Cross-coupling reactions in the development of new luminescent iridium bis-terpyridyl complexes

Abstract

Luminescent complexes of 2(^nd) and 3(^rd) row transition metal ions with polypyridyl ligands are of growing interest as molecular luminescent sensors. The long luminescence lifetime of iridium (III) bis-terpyridine, [Ir(tpy)(_2)](^3+), makes it and its derivatives of particular interest, but the further development of such compounds requires improved synthetic routes as well as a greater understanding of their photophysical properties. The palladium-catalysed Suzuki cross-coupling methodology has been investigated as a means for the preparation of 4'-aryl and biaryl substituted 2, 2': 6', 2"-terpyridines under mild conditions. Optimal yields were obtained through the coupling of 4'-bromoterpyridine or 4'-bromophenylterpyridine with aryl boronic acids or esters, to yield aryl or biaryl-substituted terpyridines respectively. A photophysical study has revealed that most of the terpyridines prepared in this way emit in the near-UV region, from a ligand-centred (πtpy-πtpy*) state, with lifetimes in the 1-5 ns range.

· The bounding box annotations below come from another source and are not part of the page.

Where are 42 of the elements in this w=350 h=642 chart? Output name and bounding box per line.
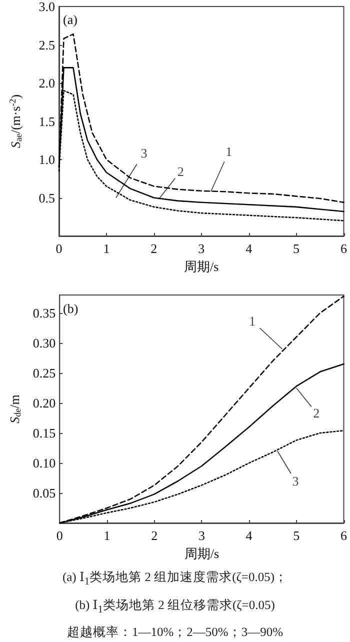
y-tick-label: 2.0 — [38, 76, 55, 90]
annotation: 1 — [226, 144, 232, 160]
x-tick-label: 1 — [103, 241, 110, 256]
x-tick-label: 0 — [56, 241, 62, 256]
y-tick-label: 0.20 — [32, 396, 56, 410]
y-tick-label: 0.5 — [38, 190, 55, 206]
y-axis-title: Sae/(m·s-2) — [8, 94, 24, 148]
x-tick-label: 3 — [198, 528, 205, 543]
chart-title: (b) — [63, 301, 78, 316]
y-tick-label: 0.25 — [32, 366, 56, 380]
y-tick-label: 3.0 — [38, 0, 55, 14]
y-tick-label: 1.0 — [38, 152, 55, 167]
annotation: 1 — [248, 314, 256, 328]
text: (a) Ⅰ$_{1}$类场地第 2 组加速度需求(ζ=0.05)； — [61, 569, 289, 590]
x-tick-label: 3 — [198, 241, 205, 256]
annotation: 3 — [140, 145, 148, 160]
annotation: 2 — [177, 164, 184, 179]
x-tick-label: 6 — [340, 528, 348, 543]
y-tick-label: 1.5 — [38, 114, 55, 129]
x-tick-label: 4 — [246, 528, 253, 543]
x-tick-label: 1 — [104, 528, 110, 543]
x-tick-label: 4 — [246, 241, 253, 256]
x-tick-label: 6 — [340, 241, 348, 256]
x-axis-title: 周期/s — [184, 259, 219, 274]
x-tick-label: 2 — [151, 528, 158, 543]
x-tick-label: 2 — [150, 241, 158, 256]
chart-title: (a) — [63, 12, 78, 27]
y-tick-label: 0.15 — [32, 426, 56, 440]
y-axis-title: Sde/m — [7, 394, 22, 424]
x-tick-label: 5 — [293, 241, 300, 256]
x-axis-title: 周期/s — [184, 546, 220, 561]
text: (b) Ⅰ$_{1}$类场地第 2 组位移需求(ζ=0.05) — [74, 596, 276, 617]
annotation: 2 — [313, 406, 320, 420]
x-tick-label: 5 — [293, 528, 300, 543]
text: 超越概率：1—10%；2—50%；3—90% — [66, 624, 284, 641]
y-tick-label: 0.10 — [32, 456, 56, 470]
annotation: 3 — [292, 474, 299, 488]
y-tick-label: 2.5 — [38, 37, 55, 52]
y-tick-label: 0.05 — [32, 486, 56, 500]
x-tick-label: 0 — [56, 528, 63, 543]
y-tick-label: 0.35 — [32, 306, 56, 320]
y-tick-label: 0.30 — [32, 336, 56, 350]
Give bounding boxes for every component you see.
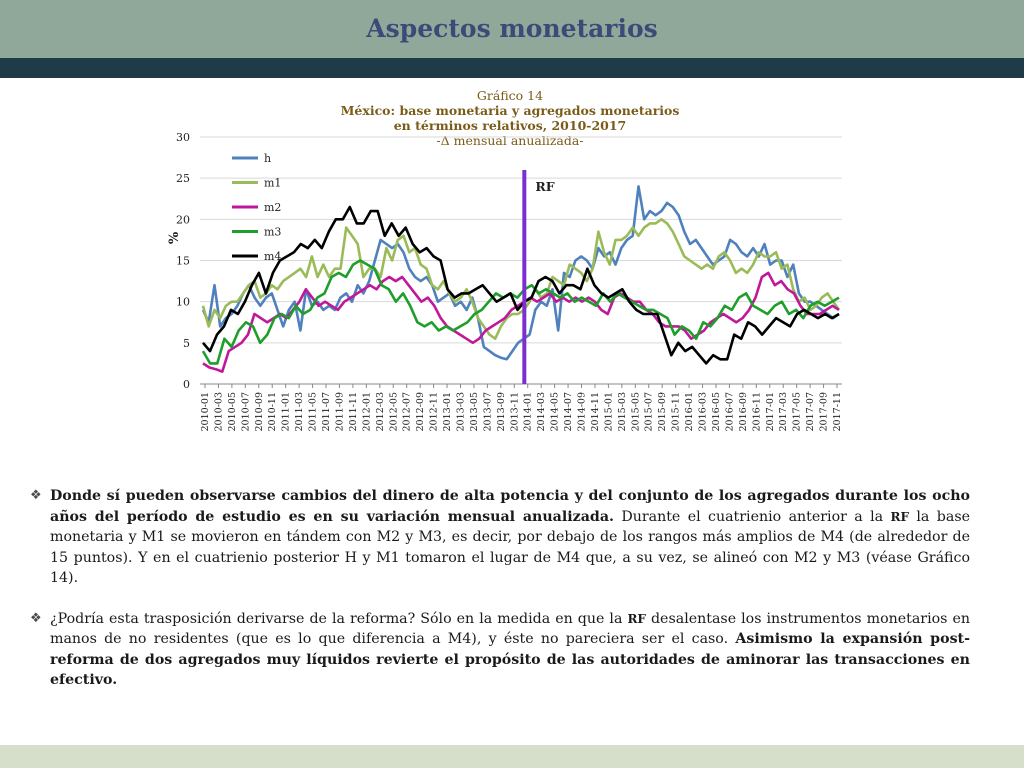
p1-text-b: la base monetaria y M1 se movieron en tá… (50, 508, 970, 587)
x-tick-label: 2016-05 (711, 392, 722, 431)
x-tick-label: 2017-09 (819, 392, 830, 431)
x-tick-label: 2017-05 (792, 392, 803, 431)
legend-label-m4: m4 (264, 250, 281, 263)
x-tick-label: 2015-09 (657, 392, 668, 431)
body-text: ❖ Donde sí pueden observarse cambios del… (30, 486, 970, 691)
x-tick-label: 2014-03 (536, 392, 547, 431)
x-tick-label: 2016-11 (751, 392, 762, 431)
y-tick-label: 15 (176, 255, 190, 268)
rf-annotation-label: RF (535, 179, 554, 194)
x-tick-label: 2010-07 (240, 392, 251, 431)
x-tick-label: 2016-01 (684, 392, 695, 431)
series-line-h (201, 185, 840, 361)
y-tick-label: 5 (183, 337, 190, 350)
chart-title: México: base monetaria y agregados monet… (340, 103, 680, 118)
x-tick-label: 2011-05 (308, 392, 319, 431)
x-tick-label: 2015-07 (644, 392, 655, 431)
x-tick-label: 2010-11 (267, 392, 278, 431)
header-divider (0, 58, 1024, 78)
p2-rf: RF (627, 611, 646, 626)
p2-text-b: desalentase los instrumentos monetarios … (50, 610, 970, 648)
title-band: Aspectos monetarios (0, 0, 1024, 58)
x-tick-label: 2012-03 (375, 392, 386, 431)
x-tick-label: 2015-01 (603, 392, 614, 431)
x-tick-label: 2015-11 (671, 392, 682, 431)
x-tick-label: 2013-01 (442, 392, 453, 431)
bullet-paragraph-1: ❖ Donde sí pueden observarse cambios del… (30, 486, 970, 589)
x-tick-label: 2011-11 (348, 392, 359, 431)
series-line-m3 (201, 259, 840, 365)
x-tick-label: 2016-07 (724, 392, 735, 431)
x-tick-label: 2016-09 (738, 392, 749, 431)
p1-bold-text: Donde sí pueden observarse cambios del d… (50, 488, 970, 525)
p2-bold-text: Asimismo la expansión post-reforma de do… (50, 631, 970, 688)
x-tick-label: 2012-11 (429, 392, 440, 431)
x-tick-label: 2011-01 (281, 392, 292, 431)
x-tick-label: 2014-11 (590, 392, 601, 431)
y-tick-label: 30 (176, 131, 190, 144)
y-tick-label: 0 (183, 378, 190, 391)
x-tick-label: 2011-09 (334, 392, 345, 431)
x-tick-label: 2013-11 (509, 392, 520, 431)
x-tick-label: 2012-07 (402, 392, 413, 431)
legend-label-m3: m3 (264, 226, 281, 239)
x-tick-label: 2010-01 (200, 392, 211, 431)
y-axis-label: % (167, 231, 182, 244)
x-tick-label: 2014-01 (523, 392, 534, 431)
x-tick-label: 2017-03 (778, 392, 789, 431)
x-tick-label: 2011-03 (294, 392, 305, 431)
legend-label-m1: m1 (264, 177, 281, 190)
x-tick-label: 2015-03 (617, 392, 628, 431)
y-tick-label: 10 (176, 296, 190, 309)
x-tick-label: 2015-05 (630, 392, 641, 431)
x-tick-label: 2016-03 (698, 392, 709, 431)
diamond-bullet-icon: ❖ (30, 488, 42, 503)
p1-rf: RF (890, 509, 910, 524)
x-tick-label: 2017-01 (765, 392, 776, 431)
p2-text-a: ¿Podría esta trasposición derivarse de l… (50, 610, 628, 627)
legend-label-m2: m2 (264, 201, 281, 214)
x-tick-label: 2010-03 (213, 392, 224, 431)
bullet-paragraph-2: ❖ ¿Podría esta trasposición derivarse de… (30, 609, 970, 691)
x-tick-label: 2014-07 (563, 392, 574, 431)
x-tick-label: 2011-07 (321, 392, 332, 431)
x-tick-label: 2017-11 (832, 392, 843, 431)
x-tick-label: 2010-05 (227, 392, 238, 431)
series-line-m2 (202, 271, 840, 373)
x-tick-label: 2014-05 (550, 392, 561, 431)
x-tick-label: 2013-07 (482, 392, 493, 431)
diamond-bullet-icon: ❖ (30, 610, 42, 626)
legend-label-h: h (264, 152, 271, 165)
p1-text-a: Durante el cuatrienio anterior a la (613, 508, 891, 525)
footer-band (0, 745, 1024, 768)
x-tick-label: 2012-01 (361, 392, 372, 431)
x-tick-label: 2013-05 (469, 392, 480, 431)
slide-title: Aspectos monetarios (366, 14, 658, 43)
series-line-m4 (202, 205, 840, 365)
x-tick-label: 2014-09 (577, 392, 588, 431)
series-line-m1 (201, 218, 841, 341)
chart-number: Gráfico 14 (476, 88, 544, 103)
x-tick-label: 2012-09 (415, 392, 426, 431)
x-tick-label: 2012-05 (388, 392, 399, 431)
chart-subtitle: en términos relativos, 2010-2017 (393, 118, 627, 133)
x-tick-label: 2017-07 (805, 392, 816, 431)
x-tick-label: 2013-09 (496, 392, 507, 431)
y-tick-label: 25 (176, 172, 190, 185)
x-tick-label: 2010-09 (254, 392, 265, 431)
x-tick-label: 2013-03 (455, 392, 466, 431)
y-tick-label: 20 (176, 213, 190, 226)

However, those bearing a para-aminq group in the pendent aryl or biaryl substituent display solvatochromic emission assigned to an intramolecular charge transfer (ICT) state (πph-πpy*). The ICT state is stabilised upon binding of zinc ions to the terpyridyl moiety, leading to a large red-shift in emission, a response which is almost unique to this metal ion. The utility of the cross-coupling strategy for the in situ elaboration of bromo-functionalised iridium bis-terpyridyl complexes has also been demonstrated. The complex [Ir(tpy)(tpy-ɸbr)](^3+) reacts with aryl boronates to yield biaryl-substituted complexes directly. These complexes display yellow-orange emission in degassed solution, with luminescence lifetimes in excess of 100 μs, assigned to an excited state of primarily (^3)π-π* character. Homoleptic iridium (III) complexes of para-amino-substituted 4'-aryl terpyridines have been prepared directly by complexation of the metal to the ligands. These complexes display weak, short-lived emission in the near infra-red region of the spectrum, assigned to a 'ILCT state which is stabilised relative to the free ligand by the binding of the iridium (III) ion to the terpyridine unit.